When OpenAI unveiled its o3 “reasoning” AI mannequin in December, the corporate partnered with the creators of ARC-AGI, a benchmark designed to check extremely succesful AI, to showcase o3’s capabilities. Months later, the outcomes have been revised, they usually now look barely much less spectacular than they did initially.
Final week, the Arc Prize Basis, which maintains and administers ARC-AGI, up to date its approximate computing prices for o3. The group initially estimated that the best-performing configuration of o3 it examined, o3 excessive, value round $3,000 to resolve a single ARC-AGI drawback. Now, the Arc Prize Basis thinks that the price is far greater — possibly around $30,000 per task.
The revision is notable as a result of it illustrates simply how costly right this moment’s most subtle AI fashions could find yourself being for sure duties, a minimum of early on. OpenAI has but to cost o3 — or launch it, even. However the Arc Prize Basis believes OpenAI’s o1-pro mannequin pricing is an inexpensive proxy.
For context, o1-pro is OpenAI’s most costly mannequin thus far.
“We imagine o1-pro is a more in-depth comparability of true o3 value […] attributable to quantity of test-time compute used,” Mike Knoop, one of many co-founders of The Arc Prize Basis, informed TechCrunch. “However that is nonetheless a proxy, and we’ve stored o3 labeled as preview on our leaderboard to mirror the uncertainty till official pricing is introduced.”

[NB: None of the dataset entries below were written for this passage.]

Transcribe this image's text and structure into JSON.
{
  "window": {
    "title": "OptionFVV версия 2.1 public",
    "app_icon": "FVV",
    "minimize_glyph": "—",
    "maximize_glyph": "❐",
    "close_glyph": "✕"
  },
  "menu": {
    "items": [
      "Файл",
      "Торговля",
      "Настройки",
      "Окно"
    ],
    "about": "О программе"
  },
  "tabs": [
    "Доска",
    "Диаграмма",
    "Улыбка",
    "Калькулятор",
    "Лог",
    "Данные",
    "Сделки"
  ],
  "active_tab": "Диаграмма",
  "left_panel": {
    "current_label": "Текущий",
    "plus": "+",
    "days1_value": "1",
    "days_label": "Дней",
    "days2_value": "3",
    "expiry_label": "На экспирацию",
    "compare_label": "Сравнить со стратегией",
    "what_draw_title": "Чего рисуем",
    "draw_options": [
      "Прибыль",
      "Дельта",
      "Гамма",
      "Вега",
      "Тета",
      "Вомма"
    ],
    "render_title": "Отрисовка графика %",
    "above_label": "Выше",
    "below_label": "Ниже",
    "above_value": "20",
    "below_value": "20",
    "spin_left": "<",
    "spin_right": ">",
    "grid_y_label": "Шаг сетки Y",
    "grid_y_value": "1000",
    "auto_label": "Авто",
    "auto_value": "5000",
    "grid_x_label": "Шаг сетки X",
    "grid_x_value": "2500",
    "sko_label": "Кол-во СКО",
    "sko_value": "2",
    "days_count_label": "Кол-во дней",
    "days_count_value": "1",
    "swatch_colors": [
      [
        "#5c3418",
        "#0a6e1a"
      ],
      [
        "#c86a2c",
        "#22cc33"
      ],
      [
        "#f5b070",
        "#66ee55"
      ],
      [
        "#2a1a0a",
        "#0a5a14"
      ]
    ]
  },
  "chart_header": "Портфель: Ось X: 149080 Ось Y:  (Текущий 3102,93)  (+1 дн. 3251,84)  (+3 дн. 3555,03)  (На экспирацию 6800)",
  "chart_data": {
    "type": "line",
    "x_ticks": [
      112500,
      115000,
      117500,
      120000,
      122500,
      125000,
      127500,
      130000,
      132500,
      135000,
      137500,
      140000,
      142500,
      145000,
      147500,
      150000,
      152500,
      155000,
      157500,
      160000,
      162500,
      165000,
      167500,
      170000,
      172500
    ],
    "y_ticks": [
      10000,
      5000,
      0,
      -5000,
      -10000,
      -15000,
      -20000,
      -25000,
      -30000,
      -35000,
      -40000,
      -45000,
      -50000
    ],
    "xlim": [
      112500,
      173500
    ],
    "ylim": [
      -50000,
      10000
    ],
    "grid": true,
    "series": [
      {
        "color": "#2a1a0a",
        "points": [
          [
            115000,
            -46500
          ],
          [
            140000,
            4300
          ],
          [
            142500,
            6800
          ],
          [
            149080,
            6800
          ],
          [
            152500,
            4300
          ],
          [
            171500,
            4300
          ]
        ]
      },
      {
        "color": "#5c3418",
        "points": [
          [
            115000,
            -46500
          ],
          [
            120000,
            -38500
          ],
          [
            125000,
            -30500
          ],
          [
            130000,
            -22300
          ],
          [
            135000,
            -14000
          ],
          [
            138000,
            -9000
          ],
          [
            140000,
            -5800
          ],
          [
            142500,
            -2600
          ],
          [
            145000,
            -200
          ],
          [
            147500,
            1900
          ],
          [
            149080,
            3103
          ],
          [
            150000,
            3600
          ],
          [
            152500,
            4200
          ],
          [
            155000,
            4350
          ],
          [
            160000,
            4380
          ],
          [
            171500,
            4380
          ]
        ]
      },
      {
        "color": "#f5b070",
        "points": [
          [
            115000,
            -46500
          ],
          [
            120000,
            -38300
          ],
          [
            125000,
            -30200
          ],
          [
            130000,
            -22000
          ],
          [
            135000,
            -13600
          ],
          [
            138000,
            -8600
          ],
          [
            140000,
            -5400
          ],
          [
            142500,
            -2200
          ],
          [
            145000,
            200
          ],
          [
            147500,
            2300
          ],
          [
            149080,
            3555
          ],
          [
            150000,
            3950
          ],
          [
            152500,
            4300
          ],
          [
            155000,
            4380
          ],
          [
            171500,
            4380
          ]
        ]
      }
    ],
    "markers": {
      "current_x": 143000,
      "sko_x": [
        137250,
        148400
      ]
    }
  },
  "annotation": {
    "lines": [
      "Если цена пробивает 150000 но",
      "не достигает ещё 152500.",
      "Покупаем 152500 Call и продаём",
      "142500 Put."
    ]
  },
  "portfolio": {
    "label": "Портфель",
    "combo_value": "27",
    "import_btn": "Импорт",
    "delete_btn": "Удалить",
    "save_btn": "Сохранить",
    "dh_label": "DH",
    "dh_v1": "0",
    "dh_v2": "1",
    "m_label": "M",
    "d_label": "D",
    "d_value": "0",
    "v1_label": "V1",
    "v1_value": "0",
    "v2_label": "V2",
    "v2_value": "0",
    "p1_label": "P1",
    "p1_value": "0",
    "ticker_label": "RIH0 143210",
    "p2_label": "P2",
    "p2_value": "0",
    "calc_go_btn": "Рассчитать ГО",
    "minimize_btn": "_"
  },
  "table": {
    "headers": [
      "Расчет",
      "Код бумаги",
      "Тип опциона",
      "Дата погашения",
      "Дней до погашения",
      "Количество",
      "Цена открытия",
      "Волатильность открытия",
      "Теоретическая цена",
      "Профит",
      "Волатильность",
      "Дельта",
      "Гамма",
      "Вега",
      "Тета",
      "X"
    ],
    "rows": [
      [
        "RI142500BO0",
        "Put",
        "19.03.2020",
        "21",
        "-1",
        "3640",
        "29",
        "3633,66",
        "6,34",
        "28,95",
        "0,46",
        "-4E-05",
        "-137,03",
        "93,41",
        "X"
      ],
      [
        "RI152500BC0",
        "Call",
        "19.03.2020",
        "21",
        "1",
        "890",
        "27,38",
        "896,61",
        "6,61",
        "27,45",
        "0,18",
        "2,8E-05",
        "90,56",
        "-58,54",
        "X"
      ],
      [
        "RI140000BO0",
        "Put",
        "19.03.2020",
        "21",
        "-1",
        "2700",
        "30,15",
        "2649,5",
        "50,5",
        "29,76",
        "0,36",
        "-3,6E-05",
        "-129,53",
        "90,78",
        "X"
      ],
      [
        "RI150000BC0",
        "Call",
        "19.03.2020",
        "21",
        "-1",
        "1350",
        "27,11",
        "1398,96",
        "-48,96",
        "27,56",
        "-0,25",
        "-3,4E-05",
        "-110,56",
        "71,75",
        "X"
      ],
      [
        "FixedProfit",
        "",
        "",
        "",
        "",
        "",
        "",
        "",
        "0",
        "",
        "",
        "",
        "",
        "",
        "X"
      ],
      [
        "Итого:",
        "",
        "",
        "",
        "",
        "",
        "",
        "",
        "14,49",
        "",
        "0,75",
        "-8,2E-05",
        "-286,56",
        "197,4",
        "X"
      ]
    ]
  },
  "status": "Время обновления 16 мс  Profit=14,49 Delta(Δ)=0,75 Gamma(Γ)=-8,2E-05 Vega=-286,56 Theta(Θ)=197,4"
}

A excessive worth for o3 excessive wouldn’t be out of the query, given the quantity of computing sources the mannequin reportedly makes use of. In keeping with the Arc Prize Basis, o3 excessive used 172x extra computing than o3 low, the lowest-computing configuration of o3, to sort out ARC-AGI.
Furthermore, rumors have been flying for fairly a while about dear plans OpenAI is contemplating introducing for enterprise clients. In early March, The Info reported that the corporate could also be planning to cost as much as $20,000 per 30 days for specialised AI “brokers,” like a software program developer agent.
Some may argue that even OpenAI’s priciest fashions will value nicely beneath what a typical human contractor or staffer would command. However as AI researcher Toby Ord pointed out in a post on X, the fashions might not be as environment friendly. For instance, o3 excessive wanted 1,024 makes an attempt at every activity in ARC-AGI to realize its greatest rating.